The UWA statement said the four men had been arrested “after a postmortem report revealed that the Silverback sustained an injury by a sharp device/object that penetrated its left upper part of the abdomen up to the internal organs”.
One of the arrested men had been found in possession of wild hog meat, rope and wire snares and spears, the statement added.
The last incident at the park was in 2011.
Bwindi Impenetrable National Park is one of the protected areas in the world and it has recorded very significant stories on how community can work with Uganda Wildlife Authority and get benefits from Tourism that talks loudly for its self.
Mr. Duli told PML Daily that huge investments have been put at the park including health centres, schools, the tourism facilities that are run by the communities among others for the community to appreciate that Gorillas are an important asset for Tourism not only for them but also internationally.
“It has been an endangered specie that has been removed from that level now. This means that conservation efforts have got meaningful impact. This incident is very sad, and can be condemned to the highest level,” said Mr. Duli adding, “[but] I don’t think its a representation of the majority of the community and people around Bwindi’.
He thinks that this is an offshoot, errant poacher that acted on his own.
“we (WWF) don’t regret the investment that we have put there because the results of the bigger picture is very clear but this is an isolated case,” he added noting that this should not in anyway be used to undermine the conservation investment and success that has been achieved in the Gorilla and conservation area of Bwindi and Mgahinga National Parks.

WWF has heavily invested in conservation. A Vehicle was handed over at WWF – Uganda Country Office by the Country Director David Duli to the UWA Deputy Director for Field Operations Charles Tumwesigye in the presence of Chief Warden of Queen Elizabeth Conservation Area (QECA) and staff from WWF and QECA (PHOTO/File)
Meanwhile, Rafiki was the head of a 17-member gorilla group called Nkuringo.
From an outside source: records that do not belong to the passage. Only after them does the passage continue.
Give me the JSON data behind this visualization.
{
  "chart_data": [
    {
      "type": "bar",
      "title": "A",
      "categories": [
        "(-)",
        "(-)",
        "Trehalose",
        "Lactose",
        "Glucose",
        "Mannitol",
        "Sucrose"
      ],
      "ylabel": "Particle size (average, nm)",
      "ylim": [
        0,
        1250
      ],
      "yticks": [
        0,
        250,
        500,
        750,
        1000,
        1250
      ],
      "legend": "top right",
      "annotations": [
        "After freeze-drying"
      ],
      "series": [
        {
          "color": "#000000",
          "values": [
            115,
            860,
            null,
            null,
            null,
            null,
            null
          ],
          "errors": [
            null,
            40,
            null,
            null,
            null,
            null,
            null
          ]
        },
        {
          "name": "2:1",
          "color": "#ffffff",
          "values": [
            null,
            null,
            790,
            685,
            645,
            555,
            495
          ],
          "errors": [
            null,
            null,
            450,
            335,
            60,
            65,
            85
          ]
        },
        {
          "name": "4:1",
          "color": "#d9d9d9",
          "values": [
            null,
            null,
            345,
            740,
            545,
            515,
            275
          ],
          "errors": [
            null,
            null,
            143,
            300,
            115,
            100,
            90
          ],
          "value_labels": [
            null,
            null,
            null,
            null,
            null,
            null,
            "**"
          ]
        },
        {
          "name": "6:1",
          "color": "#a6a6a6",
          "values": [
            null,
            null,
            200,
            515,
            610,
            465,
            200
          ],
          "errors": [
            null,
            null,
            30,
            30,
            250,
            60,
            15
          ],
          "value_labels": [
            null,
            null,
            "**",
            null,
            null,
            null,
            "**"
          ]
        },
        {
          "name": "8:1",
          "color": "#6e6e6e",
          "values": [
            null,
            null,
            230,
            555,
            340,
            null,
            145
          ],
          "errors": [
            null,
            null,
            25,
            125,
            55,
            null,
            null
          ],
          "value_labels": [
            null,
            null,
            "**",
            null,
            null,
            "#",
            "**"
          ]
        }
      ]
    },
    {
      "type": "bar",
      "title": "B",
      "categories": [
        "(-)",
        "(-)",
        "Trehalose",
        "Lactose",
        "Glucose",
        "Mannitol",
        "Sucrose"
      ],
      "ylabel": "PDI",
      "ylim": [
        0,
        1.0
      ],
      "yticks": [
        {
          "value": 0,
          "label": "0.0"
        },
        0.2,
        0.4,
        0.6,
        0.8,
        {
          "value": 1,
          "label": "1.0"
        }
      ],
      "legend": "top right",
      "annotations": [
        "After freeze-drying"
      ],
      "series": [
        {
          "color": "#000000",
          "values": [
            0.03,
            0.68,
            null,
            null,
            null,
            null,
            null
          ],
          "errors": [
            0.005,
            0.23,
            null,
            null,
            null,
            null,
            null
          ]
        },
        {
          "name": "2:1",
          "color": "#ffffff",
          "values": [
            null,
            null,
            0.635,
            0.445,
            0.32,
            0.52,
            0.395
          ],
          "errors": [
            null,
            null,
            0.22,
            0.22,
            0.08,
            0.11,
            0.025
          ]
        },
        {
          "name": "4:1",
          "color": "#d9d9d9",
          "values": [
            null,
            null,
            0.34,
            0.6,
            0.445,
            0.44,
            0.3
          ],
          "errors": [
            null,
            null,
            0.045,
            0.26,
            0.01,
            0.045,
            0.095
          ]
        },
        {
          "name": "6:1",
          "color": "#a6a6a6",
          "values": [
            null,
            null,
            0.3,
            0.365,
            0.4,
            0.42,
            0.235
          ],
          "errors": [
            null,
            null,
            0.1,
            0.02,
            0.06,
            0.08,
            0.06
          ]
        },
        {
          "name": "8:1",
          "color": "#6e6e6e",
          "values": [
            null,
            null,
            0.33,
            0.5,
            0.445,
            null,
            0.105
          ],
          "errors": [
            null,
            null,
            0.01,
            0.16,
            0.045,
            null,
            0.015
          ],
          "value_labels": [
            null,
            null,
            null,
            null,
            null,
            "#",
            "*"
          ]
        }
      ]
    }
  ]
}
Bwindi Impenetrable National Park, a UNESCO World Heritage Site near Uganda’s border with the Democratic Republic of the Congo, is a 320-square-kilometre (124-square-mile) patch of dense tropical forest that is home to primates, elephants, antelopes and other wildlife.
Tourists are largely drawn to the park by its estimated 400 mountain gorillas – roughly half the world’s population.
However, visitors have dropped dramatically during the coronavirus pandemic, putting a strain on the local population and conservation efforts that rely on the funds.
Reports of wildlife poaching – which is rampant in Uganda’s game parks, with police frequently announcing seizures of illicitly acquired wildlife products such as ivory, rhino horns and pangolin scales – have also increased amid the reduced activity.